ATLANTA -- In a tweet sent out by Atlanta City Council at 6:06 a.m. they announced that Mayor Kasim Reed vetoed the legislation that would have decriminalized marijuana.

It read "Good morning #Atlanta. We received an email overnight that the Mayor VETOED our marijuana legislation for less than one ounce. More to come."

Nearly an hour later at 6:53 a.m., the City Council sent another tweet recalling their first saying that the mayor did not veto marijuana legislation.

According to Atlanta City Council Communications employee Tony Gomez,

"Apparently our new over-zealous social media person tweeted the wrong thing".

It appears the legislation that was attached to the email that confused the unnamed employee was actually about selling land in Hapeville, Ga, not the marijuana ordnance.

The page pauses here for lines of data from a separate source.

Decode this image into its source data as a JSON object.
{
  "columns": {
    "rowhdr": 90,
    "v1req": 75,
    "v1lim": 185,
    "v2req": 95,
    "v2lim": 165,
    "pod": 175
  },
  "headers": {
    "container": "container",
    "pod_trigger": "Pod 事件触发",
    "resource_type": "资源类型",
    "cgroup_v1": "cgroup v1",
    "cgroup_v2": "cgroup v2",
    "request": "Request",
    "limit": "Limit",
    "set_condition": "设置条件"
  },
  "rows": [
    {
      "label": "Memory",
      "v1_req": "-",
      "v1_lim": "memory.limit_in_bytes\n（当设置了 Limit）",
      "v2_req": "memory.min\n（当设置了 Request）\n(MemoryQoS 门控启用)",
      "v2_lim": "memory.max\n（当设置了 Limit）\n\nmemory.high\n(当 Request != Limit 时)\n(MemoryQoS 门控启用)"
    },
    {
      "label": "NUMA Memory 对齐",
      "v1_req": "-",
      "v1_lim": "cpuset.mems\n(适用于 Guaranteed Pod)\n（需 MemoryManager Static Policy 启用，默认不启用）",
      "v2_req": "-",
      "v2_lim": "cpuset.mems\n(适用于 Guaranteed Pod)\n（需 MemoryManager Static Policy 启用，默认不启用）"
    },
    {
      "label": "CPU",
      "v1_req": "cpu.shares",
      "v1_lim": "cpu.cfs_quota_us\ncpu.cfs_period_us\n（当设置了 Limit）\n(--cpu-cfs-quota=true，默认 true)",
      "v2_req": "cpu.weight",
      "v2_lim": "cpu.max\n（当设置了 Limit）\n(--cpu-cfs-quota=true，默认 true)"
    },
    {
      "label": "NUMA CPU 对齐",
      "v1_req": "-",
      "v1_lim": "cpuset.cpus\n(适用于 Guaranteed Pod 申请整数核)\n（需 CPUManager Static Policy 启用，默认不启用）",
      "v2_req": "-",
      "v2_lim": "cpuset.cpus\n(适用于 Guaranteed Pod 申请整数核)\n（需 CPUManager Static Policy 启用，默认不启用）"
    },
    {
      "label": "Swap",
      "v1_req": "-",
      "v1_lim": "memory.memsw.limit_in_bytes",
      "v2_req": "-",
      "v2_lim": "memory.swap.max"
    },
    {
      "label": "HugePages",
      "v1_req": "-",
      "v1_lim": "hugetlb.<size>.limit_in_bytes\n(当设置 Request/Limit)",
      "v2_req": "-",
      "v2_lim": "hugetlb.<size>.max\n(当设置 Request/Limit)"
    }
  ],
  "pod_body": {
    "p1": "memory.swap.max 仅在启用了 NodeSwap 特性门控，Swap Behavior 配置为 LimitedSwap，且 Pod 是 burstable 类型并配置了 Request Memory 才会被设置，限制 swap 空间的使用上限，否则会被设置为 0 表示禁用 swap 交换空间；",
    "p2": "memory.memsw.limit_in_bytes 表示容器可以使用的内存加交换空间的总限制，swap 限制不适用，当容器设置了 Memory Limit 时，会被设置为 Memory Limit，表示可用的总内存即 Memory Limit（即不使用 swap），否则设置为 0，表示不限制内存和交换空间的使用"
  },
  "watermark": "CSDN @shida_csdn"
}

The mayor has until midnight on Wednesday Oct. 11 to sign the marijuana ordinance or it would automatically become law. The Atlanta City Council voted to decriminalize the drug in a unanimous decision on Monday on Oct. 2.

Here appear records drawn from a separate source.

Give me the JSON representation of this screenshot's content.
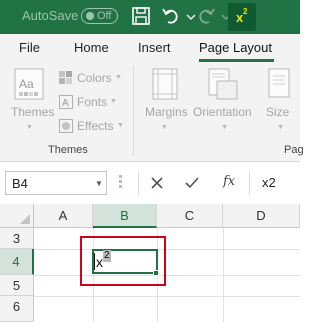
{
  "titlebar": {
    "autosave_label": "AutoSave",
    "autosave_state": "Off",
    "superscript_button": {
      "base": "x",
      "exponent": "2"
    },
    "icons": [
      "save-icon",
      "undo-icon",
      "redo-icon",
      "superscript-icon"
    ]
  },
  "ribbon_tabs": [
    {
      "label": "File"
    },
    {
      "label": "Home"
    },
    {
      "label": "Insert"
    },
    {
      "label": "Page Layout",
      "active": true
    }
  ],
  "ribbon": {
    "themes_button": "Themes",
    "colors": "Colors",
    "fonts": "Fonts",
    "effects": "Effects",
    "themes_group": "Themes",
    "margins": "Margins",
    "orientation": "Orientation",
    "size": "Size",
    "page_setup_group_partial": "Pag"
  },
  "formula_bar": {
    "name_box": "B4",
    "content": "x2",
    "fx_label": "fx"
  },
  "grid": {
    "columns": [
      "A",
      "B",
      "C",
      "D"
    ],
    "selected_column": "B",
    "rows": [
      "3",
      "4",
      "5",
      "6"
    ],
    "selected_row": "4",
    "active_cell": "B4",
    "active_cell_text": {
      "base": "x",
      "superscript": "2"
    }
  },
  "colors": {
    "excel_green": "#217346",
    "highlight_red": "#d0021b",
    "superscript_yellow": "#f5e000"
  }
}
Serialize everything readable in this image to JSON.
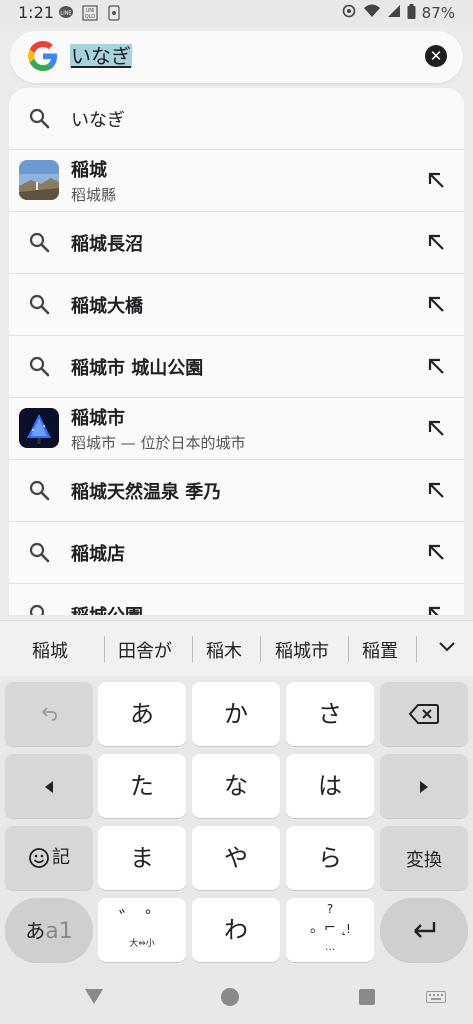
{
  "status": {
    "time": "1:21",
    "battery": "87%",
    "icons": [
      "line-icon",
      "uniqlo-icon",
      "notification-icon"
    ]
  },
  "search": {
    "query": "いなぎ"
  },
  "results": [
    {
      "type": "search",
      "label": "いなぎ",
      "bold": false
    },
    {
      "type": "entity",
      "label": "稲城",
      "sub": "稻城縣",
      "thumb": "landscape"
    },
    {
      "type": "search",
      "label": "稲城長沼",
      "bold": true
    },
    {
      "type": "search",
      "label": "稲城大橋",
      "bold": true
    },
    {
      "type": "search",
      "label": "稲城市 城山公園",
      "bold": true
    },
    {
      "type": "entity",
      "label": "稲城市",
      "sub": "稻城市 — 位於日本的城市",
      "thumb": "tree-lights"
    },
    {
      "type": "search",
      "label": "稲城天然温泉 季乃",
      "bold": true
    },
    {
      "type": "search",
      "label": "稲城店",
      "bold": true
    },
    {
      "type": "search",
      "label": "稲城公園",
      "bold": true
    }
  ],
  "suggestions": [
    "稲城",
    "田舎が",
    "稲木",
    "稲城市",
    "稲置"
  ],
  "keyboard": {
    "row1": [
      "あ",
      "か",
      "さ"
    ],
    "row2": [
      "た",
      "な",
      "は"
    ],
    "row3": [
      "ま",
      "や",
      "ら"
    ],
    "row4": [
      "わ"
    ],
    "emoji_label": "記",
    "convert_label": "変換",
    "mode_label_a": "あ",
    "mode_label_b": "a1",
    "dakuten_bottom": "大⇔小",
    "punct_top": "?",
    "punct_bottom": "…",
    "punct_right": "!"
  }
}
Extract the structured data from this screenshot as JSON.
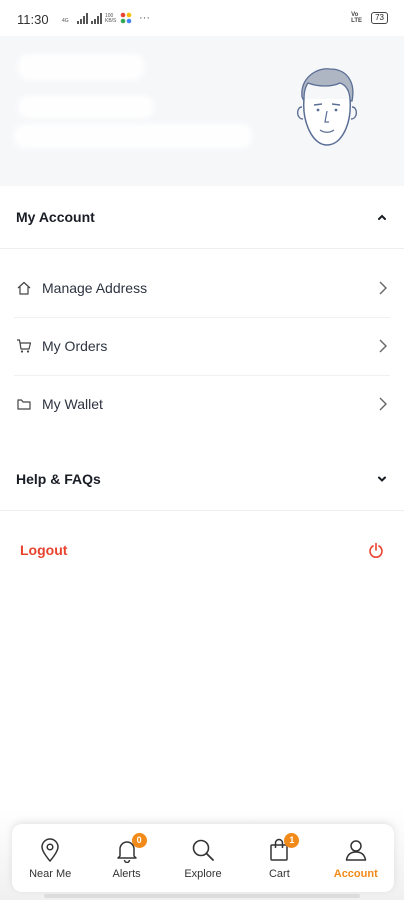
{
  "status_bar": {
    "time": "11:30",
    "signal_text": "4G",
    "speed_text": "100 KB/S",
    "dots": "···",
    "volte": "Vo LTE",
    "battery": "73"
  },
  "account_section": {
    "title": "My Account",
    "items": [
      {
        "label": "Manage Address",
        "icon": "home-icon"
      },
      {
        "label": "My Orders",
        "icon": "cart-icon"
      },
      {
        "label": "My Wallet",
        "icon": "wallet-icon"
      }
    ]
  },
  "help_section": {
    "title": "Help & FAQs"
  },
  "logout": {
    "label": "Logout"
  },
  "bottom_nav": {
    "items": [
      {
        "label": "Near Me",
        "icon": "location-pin-icon"
      },
      {
        "label": "Alerts",
        "icon": "bell-icon",
        "badge": "0"
      },
      {
        "label": "Explore",
        "icon": "search-icon"
      },
      {
        "label": "Cart",
        "icon": "shopping-bag-icon",
        "badge": "1"
      },
      {
        "label": "Account",
        "icon": "user-icon",
        "active": true
      }
    ]
  },
  "colors": {
    "accent": "#f28a1a",
    "logout": "#e8432e",
    "header_bg": "#f6f7f9"
  }
}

Kasim Reed tweeted 11Alive's Jennifer Leslie that the tweets were "another political stunt."

This is what to know about the vote and how it impacts weed-related arrests moving forward.


After the 15-0 vote from the City Council, the proposed ordinance went to Atlanta Mayor Kasim Reed to either sign or veto the legislation. He had eight days to make the decision.

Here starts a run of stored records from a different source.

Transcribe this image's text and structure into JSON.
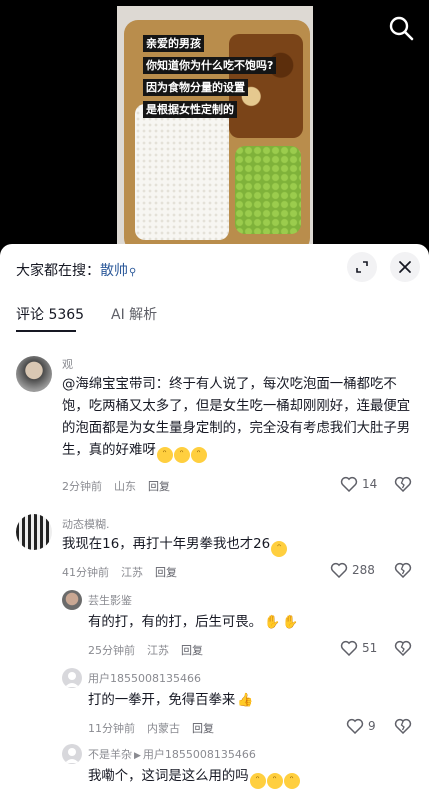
{
  "video": {
    "caption_lines": [
      "亲爱的男孩",
      "你知道你为什么吃不饱吗?",
      "因为食物分量的设置",
      "是根据女性定制的"
    ]
  },
  "sheet": {
    "search_hint": "大家都在搜：",
    "search_keyword": "散帅",
    "tabs": [
      {
        "label": "评论 5365"
      },
      {
        "label": "AI 解析"
      }
    ]
  },
  "comments": [
    {
      "name": "观",
      "text": "@海绵宝宝带司：终于有人说了，每次吃泡面一桶都吃不饱，吃两桶又太多了，但是女生吃一桶却刚刚好，连最便宜的泡面都是为女生量身定制的，完全没有考虑我们大肚子男生，真的好难呀",
      "time": "2分钟前",
      "location": "山东",
      "reply": "回复",
      "likes": "14"
    },
    {
      "name": "动态模糊.",
      "text": "我现在16，再打十年男拳我也才26",
      "time": "41分钟前",
      "location": "江苏",
      "reply": "回复",
      "likes": "288"
    },
    {
      "name": "芸生影鉴",
      "text": "有的打，有的打，后生可畏。",
      "time": "25分钟前",
      "location": "江苏",
      "reply": "回复",
      "likes": "51"
    },
    {
      "name": "用户1855008135466",
      "text": "打的一拳开，免得百拳来",
      "time": "11分钟前",
      "location": "内蒙古",
      "reply": "回复",
      "likes": "9"
    },
    {
      "name": "不是羊杂",
      "reply_to": "用户1855008135466",
      "text": "我嘞个，这词是这么用的吗"
    }
  ]
}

After the vote, Reed indicated that he was interested in signing the legislation. In a tweet, he thanked council members for their "leadership on marijuana reform."

There was optimism throughout the city council that Reed would sign the legislation. 11Alive reached out to Reed's team learn why he decided to veto.

When we hear back, we will update the story. Download the 11Alive app and turn on notifications to be the first to know.


A vote to decriminalize is not a vote for legalization. Marijuana is still very illegal in the city of Atlanta. The decriminalization vote proposed a change to the way people are prosecuted after being found in possession marijuana within the city limits of Atlanta.

It would not have changed the way DUI's are prosecuted.

► INVESTIGATION | Drivers arrested while stone-cold sober


It took imprisonment off the books for people caught with less than an ounce of the illegal drug. The ordinance would have also reduced any potential fine to a maximum of $75.

Punishment would essentially become a citation, similar to a traffic ticket.

Under current law, possession of marijuana within the city of Atlanta is punishable by a fine of up to $1,000 and imprisonment for a period of up to six months.